脱あしたのジョー

MTオリーブフィットネスボクシングクラブのブログ

What do you see into the mirror?

2016-08-19 | Weblog

夜の9時近くになるとおっさんたちがジムに集まってくる。タイミングがよければ次々とおっさんたちが来るのだが、我々はこの現象をおっさんホイホイ現象だと言っている。うちのクラブにはおっさんが数多く存在するがやはりおっさんはどこでも気をつかうようである。日本と韓国の違いは日本では非常におっさん世代が気をつかうことだ。向こうのおっさんは非常に態度がでかく偉そうだ、しかし日本人は40代ぐらいになるとまわりに気をつかって生きているように思える。40代ぐらいになるとある程度ステータスもあってお金に余裕もでてくるが、しかしそれでも人に気をつかうことが多く、ストレスを一番抱える世代、そういう世代を励ましたいということでボクシングクラブを運営した。だから女性やおっさんが多いと言うことはありがたいことで、これからも彼ら彼女らを中心に励ましていきたいと思っている。

うちのクラブは本当に女性とおっさんだらけである。たぶんうちのクラブのゆるい雰囲気がなんとなくあうのであろう格闘技なんてやったことがないおっさんたち、「私リズム感ないです」「運動したことがありません」とか言う人もざらにいる。しかしリズム感がなくても運動経験がなくてもまわりを気にせずトレーニングに励める。ここではボクサーだからとか格闘技経験があると言うことはまったく問題にしない、中年や運動経験がない女性も堂々とトレーニングできる場がうちのクラブのモットーである。

これは前にも書いたがフェミニズムの講演の中にこういう話があった。二人の女性ひとりは白人女性そしてもう一人は黒人女性。フェミニズムを主張する白人女性に黒人の女性がこう言った。「あなたは朝起きたら鏡に何が見える?」白人女性は言った「女性が見える」しかし黒人女性は言った「そこが問題である。なぜなら私が朝起きて鏡を見たら黒人が見える。人種とは私の目には見えるけれどもあなたの目には見えないものなの、それが特権というものよ」そして講演者は続けるもしあなた方が一瞬でも人種のことを考えることがなかったらそれは贅沢なことだ特権を持っている人にはそれが見えない。話はクラブの話になるが格闘技のクラブと言うのはどちらかと言うと男性社会で日本人で男性であると言うことはジムにおいては特権を持っている。まあ特権と言っても実社会とはまったく別の話であるが、しかし男性で日本人そして競技者であると言うことはすでにクラブにおいて特権を持っていると言っても過言ではないと思う。何が言いたいのかと言うとダイエットでも健康維持でも気軽に入ってこれると言うのであればもう少し勉強しろと言うことだ。
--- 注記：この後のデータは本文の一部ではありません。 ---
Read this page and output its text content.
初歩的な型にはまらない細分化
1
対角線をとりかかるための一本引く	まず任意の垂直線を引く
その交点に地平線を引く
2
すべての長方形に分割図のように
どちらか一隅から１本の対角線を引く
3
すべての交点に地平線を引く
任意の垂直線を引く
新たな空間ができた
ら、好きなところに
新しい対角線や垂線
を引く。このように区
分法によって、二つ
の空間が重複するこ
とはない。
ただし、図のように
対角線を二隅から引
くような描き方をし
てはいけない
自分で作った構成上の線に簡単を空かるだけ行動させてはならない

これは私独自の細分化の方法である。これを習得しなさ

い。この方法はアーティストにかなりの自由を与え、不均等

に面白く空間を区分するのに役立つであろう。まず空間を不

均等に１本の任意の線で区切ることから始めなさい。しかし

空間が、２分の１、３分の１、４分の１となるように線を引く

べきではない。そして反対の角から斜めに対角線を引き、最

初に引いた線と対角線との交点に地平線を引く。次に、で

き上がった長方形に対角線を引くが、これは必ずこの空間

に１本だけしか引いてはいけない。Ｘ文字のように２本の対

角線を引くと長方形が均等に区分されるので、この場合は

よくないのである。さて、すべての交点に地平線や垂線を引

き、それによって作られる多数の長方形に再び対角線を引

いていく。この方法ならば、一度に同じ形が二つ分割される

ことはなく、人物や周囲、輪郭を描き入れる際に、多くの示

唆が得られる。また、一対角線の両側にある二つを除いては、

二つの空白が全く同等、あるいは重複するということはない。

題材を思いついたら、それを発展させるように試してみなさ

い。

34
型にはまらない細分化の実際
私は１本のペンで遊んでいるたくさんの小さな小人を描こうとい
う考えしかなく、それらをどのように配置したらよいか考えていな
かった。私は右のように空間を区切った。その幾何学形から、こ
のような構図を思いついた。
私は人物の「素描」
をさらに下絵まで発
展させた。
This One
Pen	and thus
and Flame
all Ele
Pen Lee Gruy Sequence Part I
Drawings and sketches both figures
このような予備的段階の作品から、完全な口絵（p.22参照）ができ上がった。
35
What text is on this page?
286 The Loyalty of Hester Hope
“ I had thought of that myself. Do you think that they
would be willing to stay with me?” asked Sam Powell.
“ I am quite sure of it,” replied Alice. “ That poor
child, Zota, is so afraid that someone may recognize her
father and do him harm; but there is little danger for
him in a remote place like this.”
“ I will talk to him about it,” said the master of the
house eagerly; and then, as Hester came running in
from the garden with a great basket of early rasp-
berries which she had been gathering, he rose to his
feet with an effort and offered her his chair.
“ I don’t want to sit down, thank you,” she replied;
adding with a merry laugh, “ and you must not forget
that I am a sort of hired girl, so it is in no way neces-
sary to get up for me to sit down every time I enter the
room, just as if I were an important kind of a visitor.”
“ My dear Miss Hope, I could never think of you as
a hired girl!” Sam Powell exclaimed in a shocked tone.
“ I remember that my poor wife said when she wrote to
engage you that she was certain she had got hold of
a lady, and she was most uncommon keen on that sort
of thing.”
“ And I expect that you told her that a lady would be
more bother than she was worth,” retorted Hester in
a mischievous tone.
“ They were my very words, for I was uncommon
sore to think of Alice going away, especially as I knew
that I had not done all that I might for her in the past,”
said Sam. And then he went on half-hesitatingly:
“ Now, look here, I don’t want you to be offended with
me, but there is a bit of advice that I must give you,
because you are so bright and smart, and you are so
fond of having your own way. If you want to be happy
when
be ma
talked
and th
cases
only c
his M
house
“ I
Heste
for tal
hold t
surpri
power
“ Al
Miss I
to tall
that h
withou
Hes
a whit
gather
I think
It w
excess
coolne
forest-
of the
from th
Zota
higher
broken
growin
おそらくクラブはジェンダーだけではなく年齢や能力の問題など様々なディスアドバンテージが(私は思っていないが)存在する。年配の女性が迷惑にならないようにトレーニングすると言う声を聞いてどう思うか?そんなことはない自由にやってくれと言うのは無神経な言葉のようにさえ聞こえるが、我々教える側はこの特権を外して相手のことを考えなくては本当の問題が見えてこない、このいろいろな立場の人たちが集まる群れを正しく公平に導いていくためには様々な問題や思いが見えていないと偏ったアウトロー中心の集団になると言うことだ。こんな小さい世界はたかだか知れているが、しかしクラブに属する人たちにとってはここに来たときはその世界の住人になる。私自身も一応日本人、競技者であった、そして男性であるので格闘技の世界ではこの特権を持っていると言ってもいいだろう。まあ男性であること以外は一応と言うカッコつきではあるが、それでもクラブでは特権を持った一人の人間である。ボーボワールと言う女性は女は女として生まれるのではなく女性になっていくのだと言うするどい言葉をのこしている。これは男性社会で女性が抑圧されているということを意味しているのだが、女性の立場さらによわいものに対して目を向けることはその集団がいかに社会的集団であるかと言うことを意味している。自分たちは楽しくやってます。と言う時その楽しくやっている自分たちとは誰のことか?よく考える必要はある。ここでは怒号をひびかせたり、裸でトレーニングをするのは禁止していると言うかそういうことをする雰囲気はない。それははっきりとは言えないがそれはジェンダー的なこともあって女性を軽んじてはいないから、そういうことが自然に起こってくるのだと思う。うちには体育会のようなルールや上下関係など存在しないが、しかしジェンダーや国籍や年齢を越えて平等にトレーニングできる社会的集団でありたいと願っている。